I knew exactly who to blame if Hazel had issues.

Katy.

Just because she wasn’t there at the moment didn’t mean she hadn’t planned their visit. If trouble came, she wouldn’t be far behind.

Hazel glanced at me with soft, pleading eyes. “Corbin.”

I stared right back at her, my eyes hard and determined. “Babe, you’re not leaving my eyesight.”

What did she expect me to do, leave my house? I wasn’t trusting the safety of my woman in the hands of an eighty-year-old and Tabitha, even if her last name was now Jefferson.

Ridge’s new wife smiled. “It’s the name. Isn’t it?” she asked, nodding her head already at Hazel. “It gets us every time.”

I had no idea what she was talking about, but Hazel understood her nonsense words because she nodded in affirmation.

“So anyway,” Pearl said, starting the conversation, obviously done with the inane chatter. “We can discuss that shampoo you asked about. I brought with me a comprehensive listing of all fifty-seven ingredients.”

“My shampoo?” Hazel asked.

Pearl nodded. “Yes, uh-huh, remember?”

“Her shampoo is fine,” I said butting into the conversation and earning a hard glare from the old woman.

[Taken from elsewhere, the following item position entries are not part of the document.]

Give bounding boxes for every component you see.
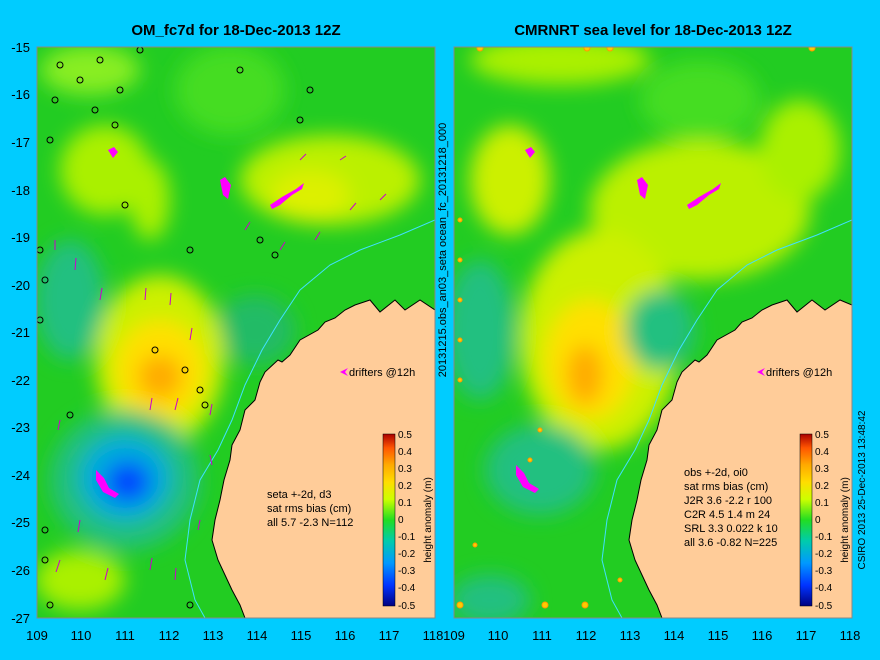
- cb-tick: 0.1: [815, 498, 829, 509]
- stats-line: sat rms bias (cm): [267, 503, 351, 515]
- left-coast-contour: [184, 219, 435, 618]
- left-drifters: [96, 147, 304, 498]
- left-velocity-arrows: [54, 153, 387, 581]
- y-tick: -23: [11, 420, 30, 435]
- x-tick: 109: [443, 628, 465, 643]
- colorbar-bar: [382, 433, 396, 607]
- left-x-ticks: 109 110 111 112 113 114 115 116 117 118: [26, 628, 443, 643]
- x-tick: 116: [752, 628, 773, 643]
- stats-line: obs +-2d, oi0: [684, 467, 748, 479]
- y-tick: -21: [11, 325, 30, 340]
- y-tick: -26: [11, 563, 30, 578]
- left-panel: OM_fc7d for 18-Dec-2013 12Z: [11, 22, 443, 643]
- cb-tick: 0: [398, 515, 404, 526]
- right-title: CMRNRT sea level for 18-Dec-2013 12Z: [514, 22, 792, 39]
- cb-tick: 0: [815, 515, 821, 526]
- cb-tick: 0.4: [398, 447, 412, 458]
- stats-line: seta +-2d, d3: [267, 489, 332, 501]
- cb-tick: -0.2: [815, 549, 833, 560]
- side-run-label: 20131215.obs_an03_seta ocean_fc_20131218…: [437, 123, 449, 377]
- cb-tick: 0.3: [815, 464, 829, 475]
- right-x-ticks: 109 110 111 112 113 114 115 116 117 118: [443, 628, 860, 643]
- x-tick: 117: [796, 628, 817, 643]
- y-tick: -18: [11, 183, 30, 198]
- y-tick: -22: [11, 373, 30, 388]
- drifters-label: drifters @12h: [349, 367, 415, 379]
- left-frame: [36, 46, 436, 619]
- stats-line: C2R 4.5 1.4 m 24: [684, 509, 770, 521]
- right-stats: obs +-2d, oi0 sat rms bias (cm) J2R 3.6 …: [684, 467, 778, 549]
- cb-tick: -0.5: [815, 601, 833, 612]
- y-tick: -15: [11, 40, 30, 55]
- x-tick: 115: [291, 628, 312, 643]
- cb-tick: -0.5: [398, 601, 416, 612]
- y-tick: -20: [11, 278, 30, 293]
- left-y-ticks: -15 -16 -17 -18 -19 -20 -21 -22 -23 -24 …: [11, 40, 30, 626]
- cb-tick: -0.4: [398, 583, 416, 594]
- colorbar-label: height anomaly (m): [840, 477, 851, 563]
- left-colorbar: 0.5 0.4 0.3 0.2 0.1 0 -0.1 -0.2 -0.3 -0.…: [382, 430, 434, 612]
- cb-tick: 0.2: [815, 481, 829, 492]
- x-tick: 110: [488, 628, 509, 643]
- x-tick: 114: [664, 628, 685, 643]
- cb-tick: -0.2: [398, 549, 416, 560]
- credit-label: CSIRO 2013 25-Dec-2013 13:48:42: [857, 410, 868, 569]
- cb-tick: -0.4: [815, 583, 833, 594]
- x-tick: 113: [203, 628, 224, 643]
- cb-tick: 0.5: [398, 430, 412, 441]
- x-tick: 115: [708, 628, 729, 643]
- cb-tick: 0.5: [815, 430, 829, 441]
- x-tick: 117: [379, 628, 400, 643]
- cb-tick: -0.3: [398, 566, 416, 577]
- right-frame: [453, 46, 853, 619]
- x-tick: 118: [423, 628, 444, 643]
- left-land: [211, 299, 435, 618]
- y-tick: -19: [11, 230, 30, 245]
- y-tick: -24: [11, 468, 30, 483]
- right-panel: CMRNRT sea level for 18-Dec-2013 12Z: [443, 22, 860, 643]
- colorbar-bar: [799, 433, 813, 607]
- left-anomaly-field: [37, 47, 420, 610]
- stats-line: SRL 3.3 0.022 k 10: [684, 523, 778, 535]
- x-tick: 112: [576, 628, 597, 643]
- y-tick: -16: [11, 87, 30, 102]
- y-tick: -25: [11, 515, 30, 530]
- x-tick: 113: [620, 628, 641, 643]
- x-tick: 114: [247, 628, 268, 643]
- right-coast-contour: [601, 219, 852, 618]
- right-obs-markers: [456, 47, 816, 609]
- cb-tick: 0.2: [398, 481, 412, 492]
- stats-line: all 3.6 -0.82 N=225: [684, 537, 777, 549]
- y-tick: -27: [11, 611, 30, 626]
- cb-tick: -0.1: [815, 532, 833, 543]
- x-tick: 109: [26, 628, 48, 643]
- x-tick: 111: [532, 628, 552, 643]
- right-drifters-legend: drifters @12h: [757, 367, 832, 379]
- colorbar-label: height anomaly (m): [423, 477, 434, 563]
- left-stats: seta +-2d, d3 sat rms bias (cm) all 5.7 …: [267, 489, 353, 529]
- stats-line: sat rms bias (cm): [684, 481, 768, 493]
- right-anomaly-field: [454, 47, 840, 618]
- right-drifters: [516, 147, 721, 493]
- left-obs-markers: [37, 47, 314, 609]
- x-tick: 116: [335, 628, 356, 643]
- x-tick: 112: [159, 628, 180, 643]
- stats-line: all 5.7 -2.3 N=112: [267, 517, 353, 529]
- cb-tick: -0.3: [815, 566, 833, 577]
- cb-tick: 0.4: [815, 447, 829, 458]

Whatever, it was the truth. Her shampoo smelled like peaches and reminded me of sunshine. There was no way Hazel needed to change her shampoo.

And no way I’d leave Hazel alone with these women. They had a call sign on the damn police radio. The police considered the entire group of them a menace, and every time they brought a new woman into the fold, she got wrapped up in their drama.

Of course, now Pierce was dating their leader. He did nothing less than a hundred percent, even if that made the rest of us miserable.